Webern
Langsamer Satz
Brahms
Piano Quintet in F minor, Op.34
Elias String Quartet [Sara Bitlloch & Donald Grant (violins), Martin Saving (viola) & Marie Bitlloch (cello)]
Leon Fleisher (piano)
Reviewed by: Ben Hogwood
Reviewed: 30 January, 2012
Venue: Wigmore Hall, London
This BBC Radio 3 Lunchtime Concert provided a fascinating opportunity to witness the coming together of old and new, with 83-year old Leon Fleisher, looking pleasingly sprightly, linking up with the fresh, enthusiastic members of the Elias String Quartet.
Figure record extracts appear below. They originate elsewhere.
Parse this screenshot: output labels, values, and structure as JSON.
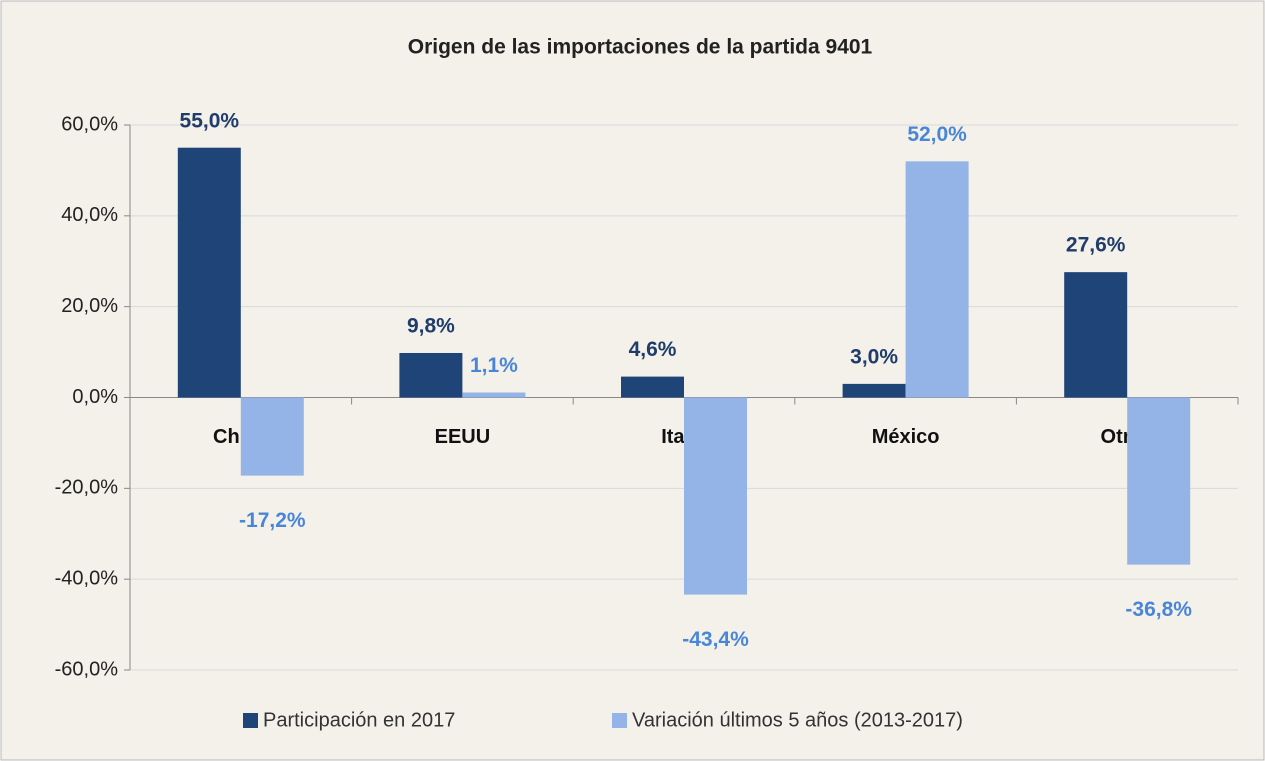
{
  "chart_data": {
    "type": "bar",
    "title": "Origen de las importaciones de la partida 9401",
    "categories": [
      "China",
      "EEUU",
      "Italia",
      "México",
      "Otros"
    ],
    "series": [
      {
        "name": "Participación en 2017",
        "color": "#1f4478",
        "label_color": "#1f3c6b",
        "values": [
          55.0,
          9.8,
          4.6,
          3.0,
          27.6
        ],
        "value_labels": [
          "55,0%",
          "9,8%",
          "4,6%",
          "3,0%",
          "27,6%"
        ]
      },
      {
        "name": "Variación últimos 5 años (2013-2017)",
        "color": "#94b4e8",
        "label_color": "#4a86d8",
        "values": [
          -17.2,
          1.1,
          -43.4,
          52.0,
          -36.8
        ],
        "value_labels": [
          "-17,2%",
          "1,1%",
          "-43,4%",
          "52,0%",
          "-36,8%"
        ]
      }
    ],
    "ylim": [
      -60,
      60
    ],
    "yticks": [
      {
        "value": -60,
        "label": "-60,0%"
      },
      {
        "value": -40,
        "label": "-40,0%"
      },
      {
        "value": -20,
        "label": "-20,0%"
      },
      {
        "value": 0,
        "label": "0,0%"
      },
      {
        "value": 20,
        "label": "20,0%"
      },
      {
        "value": 40,
        "label": "40,0%"
      },
      {
        "value": 60,
        "label": "60,0%"
      }
    ],
    "grid": true,
    "legend": "bottom"
  }
}
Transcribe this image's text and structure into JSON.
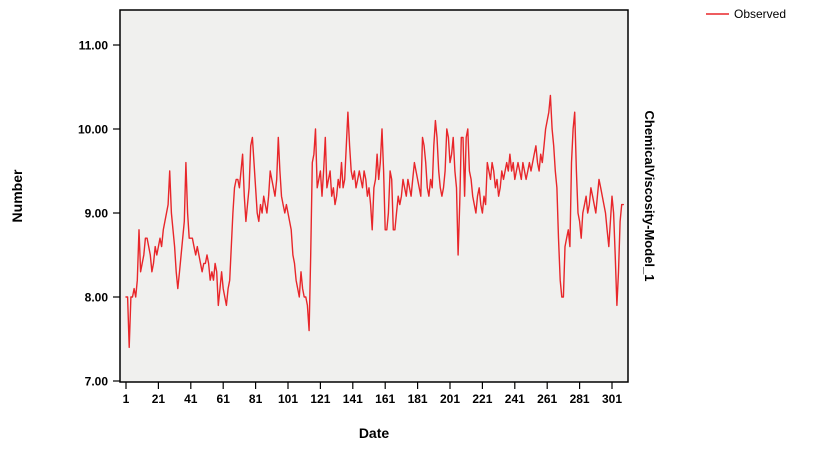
{
  "legend": {
    "label": "Observed",
    "color": "#e8262a"
  },
  "right_panel_label": "ChemicalViscosity-Model_1",
  "chart_data": {
    "type": "line",
    "title": "",
    "xlabel": "Date",
    "ylabel": "Number",
    "x_ticks": [
      1,
      21,
      41,
      61,
      81,
      101,
      121,
      141,
      161,
      181,
      201,
      221,
      241,
      261,
      281,
      301
    ],
    "y_ticks": [
      "7.00",
      "8.00",
      "9.00",
      "10.00",
      "11.00"
    ],
    "y_tick_values": [
      7,
      8,
      9,
      10,
      11
    ],
    "xlim": [
      1,
      310
    ],
    "ylim": [
      6.99,
      11.42
    ],
    "grid": false,
    "legend_position": "top-right",
    "plot_background": "#f0f0ee",
    "series": [
      {
        "name": "Observed",
        "color": "#e8262a",
        "values": [
          8.0,
          8.0,
          7.4,
          8.0,
          8.0,
          8.1,
          8.0,
          8.2,
          8.8,
          8.3,
          8.4,
          8.5,
          8.7,
          8.7,
          8.6,
          8.5,
          8.3,
          8.4,
          8.6,
          8.5,
          8.6,
          8.7,
          8.6,
          8.8,
          8.9,
          9.0,
          9.1,
          9.5,
          9.0,
          8.8,
          8.6,
          8.3,
          8.1,
          8.3,
          8.5,
          8.7,
          8.9,
          9.6,
          9.0,
          8.7,
          8.7,
          8.7,
          8.6,
          8.5,
          8.6,
          8.5,
          8.4,
          8.3,
          8.4,
          8.4,
          8.5,
          8.4,
          8.2,
          8.3,
          8.2,
          8.4,
          8.3,
          7.9,
          8.1,
          8.3,
          8.1,
          8.0,
          7.9,
          8.1,
          8.2,
          8.6,
          9.0,
          9.3,
          9.4,
          9.4,
          9.3,
          9.5,
          9.7,
          9.2,
          8.9,
          9.1,
          9.3,
          9.8,
          9.9,
          9.6,
          9.3,
          9.0,
          8.9,
          9.1,
          9.0,
          9.2,
          9.1,
          9.0,
          9.2,
          9.5,
          9.4,
          9.3,
          9.2,
          9.4,
          9.9,
          9.5,
          9.2,
          9.1,
          9.0,
          9.1,
          9.0,
          8.9,
          8.8,
          8.5,
          8.4,
          8.2,
          8.1,
          8.0,
          8.3,
          8.1,
          8.0,
          8.0,
          7.9,
          7.6,
          8.5,
          9.6,
          9.7,
          10.0,
          9.3,
          9.4,
          9.5,
          9.2,
          9.5,
          9.9,
          9.3,
          9.4,
          9.5,
          9.2,
          9.3,
          9.1,
          9.2,
          9.4,
          9.3,
          9.6,
          9.3,
          9.4,
          9.8,
          10.2,
          9.8,
          9.5,
          9.4,
          9.5,
          9.3,
          9.4,
          9.5,
          9.4,
          9.3,
          9.5,
          9.4,
          9.2,
          9.3,
          9.1,
          8.8,
          9.3,
          9.4,
          9.7,
          9.4,
          9.6,
          10.0,
          9.5,
          8.8,
          8.8,
          9.0,
          9.5,
          9.4,
          8.8,
          8.8,
          9.0,
          9.2,
          9.1,
          9.2,
          9.4,
          9.3,
          9.2,
          9.4,
          9.3,
          9.2,
          9.4,
          9.6,
          9.5,
          9.4,
          9.3,
          9.2,
          9.9,
          9.8,
          9.6,
          9.3,
          9.2,
          9.4,
          9.3,
          9.8,
          10.1,
          9.9,
          9.5,
          9.3,
          9.2,
          9.3,
          9.5,
          10.0,
          9.9,
          9.6,
          9.7,
          9.9,
          9.5,
          9.3,
          8.5,
          9.1,
          9.9,
          9.9,
          9.2,
          9.9,
          10.0,
          9.5,
          9.4,
          9.2,
          9.1,
          9.0,
          9.2,
          9.3,
          9.1,
          9.0,
          9.2,
          9.1,
          9.6,
          9.5,
          9.4,
          9.6,
          9.5,
          9.3,
          9.4,
          9.2,
          9.3,
          9.5,
          9.4,
          9.5,
          9.6,
          9.5,
          9.7,
          9.5,
          9.6,
          9.4,
          9.5,
          9.6,
          9.5,
          9.4,
          9.6,
          9.5,
          9.4,
          9.5,
          9.6,
          9.5,
          9.6,
          9.7,
          9.8,
          9.6,
          9.5,
          9.7,
          9.6,
          9.8,
          10.0,
          10.1,
          10.2,
          10.4,
          10.0,
          9.8,
          9.5,
          9.3,
          8.7,
          8.2,
          8.0,
          8.0,
          8.6,
          8.7,
          8.8,
          8.6,
          9.6,
          10.0,
          10.2,
          9.5,
          9.0,
          8.9,
          8.7,
          9.0,
          9.1,
          9.2,
          9.0,
          9.1,
          9.3,
          9.2,
          9.1,
          9.0,
          9.2,
          9.4,
          9.3,
          9.2,
          9.1,
          9.0,
          8.8,
          8.6,
          8.9,
          9.2,
          9.0,
          8.5,
          7.9,
          8.3,
          8.9,
          9.1,
          9.1
        ]
      }
    ]
  }
}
Their interpretation of Brahms’s Piano Quintet was a fascinating one, a labour of love. Fleisher it was who set the slow tempos adopted for each movement, but at no point was this at the expense of musical insight and expression. Quite the contrary, with Fleisher intently watching Sara Bitlloch in the unison opening, the subsequent outburst held back a little to preserve the keen atmosphere of tension.
The Andante was especially poetic; Fleisher’s phrasing a wonder of emotional investment, the pianist relaxed in posture but firmly in control. The Elias musicians; sound was relatively rich here, free in its vibrato, but warmly expressive. In the scherzo all five players dug in grittily as the music embedded itself in the ostinato rhythms that flash back to Beethoven’s Fifth Symphony, the moderate tempo fully yielding its rewards in the forthright response in the major key. When the finale began, however, the sound was a barely audible pianissimo, if with white-hot intensity. Gradually the music gathered itself, and though the ending of this movement, and the scherzo, contained a few wrong notes in octave displacements on the piano, this was a small price to pay for a revealing performance that considered this masterpiece afresh.
By way of Schoenberg, Webern could be said to have enjoyed the influence of Brahms early on in his career, though Schubert could also be heard in the music of Langsamer Satz. This ‘slow movement’ could only be an early utterance, offering no clues to the eventual direction of its composer. The Elias Quartet expressed the heady romanticism of Webern’s outpouring of love for his cousin, with whom he was in a relationship at the time, through expressive portamento and bold, rich vibrato. They were however more effective in the softer passages, where a clever use of pizzicato created silvery, moonlit textures similar to those of Schoenberg’s Verklärte Nacht, and the solos of Martin Saving and Marie Bitlloch were nicely done.